Matthew 1:19 - Joseph Benson’s Commentary on the Old and New Testaments

Bible Comments

Joseph her husband, being a just [or righteous] man That is, as many understand it, a strict observer of the law, and of the customs of his ancestors, and therefore not judging it right to retain her under these circumstances. But the following words, and not willing to make her a public example, seem manifestly to lead to another and even an opposite sense of the word here rendered just, or righteous. Hence some interpret the clause thus: Joseph, being a good-natured, merciful, and tender- hearted man, was unwilling to go to the utmost rigour of the law, but chose rather to treat her with as much lenity as the case allowed.
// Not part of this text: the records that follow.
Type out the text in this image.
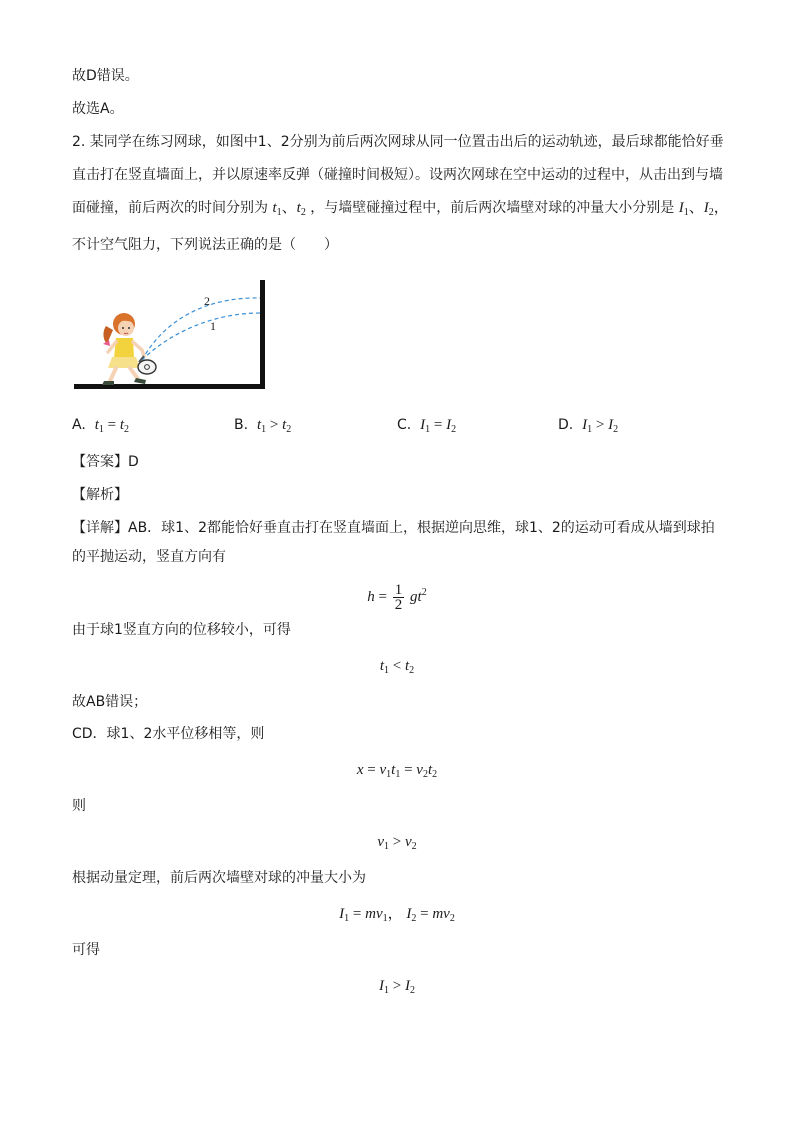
故D错误。
故选A。
2. 某同学在练习网球，如图中1、2分别为前后两次网球从同一位置击出后的运动轨迹，最后球都能恰好垂
直击打在竖直墙面上，并以原速率反弹（碰撞时间极短）。设两次网球在空中运动的过程中，从击出到与墙
面碰撞，前后两次的时间分别为 $t_1$、$t_2$ ，与墙壁碰撞过程中，前后两次墙壁对球的冲量大小分别是 $I_1$、$I_2$，
不计空气阻力，下列说法正确的是（　　）
2
1
A. $t_1 = t_2$	B. $t_1 > t_2$	C. $I_1 = I_2$	D. $I_1 > I_2$
【答案】D
【解析】
【详解】AB．球1、2都能恰好垂直击打在竖直墙面上，根据逆向思维，球1、2的运动可看成从墙到球拍
的平抛运动，竖直方向有
$h = \frac{1}{2} gt^2$
由于球1竖直方向的位移较小，可得
$t_1 < t_2$
故AB错误；
CD．球1、2水平位移相等，则
$x = v_1t_1 = v_2t_2$
则
$v_1 > v_2$
根据动量定理，前后两次墙壁对球的冲量大小为
$I_1 = mv_1$， $I_2 = mv_2$
可得
$I_1 > I_2$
But, Dr. Doddridge very well observes, it is without any good reason that δικαιος should be here rendered merciful or good-natured, because, “if we consider the information which Joseph might have received from persons of such an extraordinary character as Zachariah and Elizabeth, who would certainly think themselves obliged to interpose on such an occasion, and whose story so remarkably carried its own evidence along with it; besides the intimation the prophecy of Isaiah gave, and the satisfaction he undoubtedly had in the virtuous character of Mary herself; we must conclude that he would have acted a very severe and unrighteous part, had he proceeded to extremities without serious deliberation; and that putting her away privately would, in these circumstances, have been the hardest measure which justice would have suffered him to take. It seems the expression, παραδειγματισαι, here rendered to make her a public example, “may perhaps refer to that exemplary punishment which the law inflicted on those who had violated the faith of their espousals before the marriage was completed. See Deuteronomy 22:23-24, where it is expressly ordered that a betrothed virgin, if she lay with another man, should be stoned. We may suppose, however, that the infamy of a public divorce, though she had not been stoned, may also be expressed by the same word. But then there was besides a private kind of divorce, in which no reason was assigned, and the dowry was not forfeited as in the former case, and by this she would not have been so much defamed.” But it must be observed, that as their being betrothed to each other was a thing publicly known, he could not have put her away so privately, but there must have been witnesses of it, two at least, her parents, suppose, or some of her nearest relations.

Matthew 1:19

19 Then Joseph her husband, being a just man, and not willing to make her a publick example, was minded to put her away privily.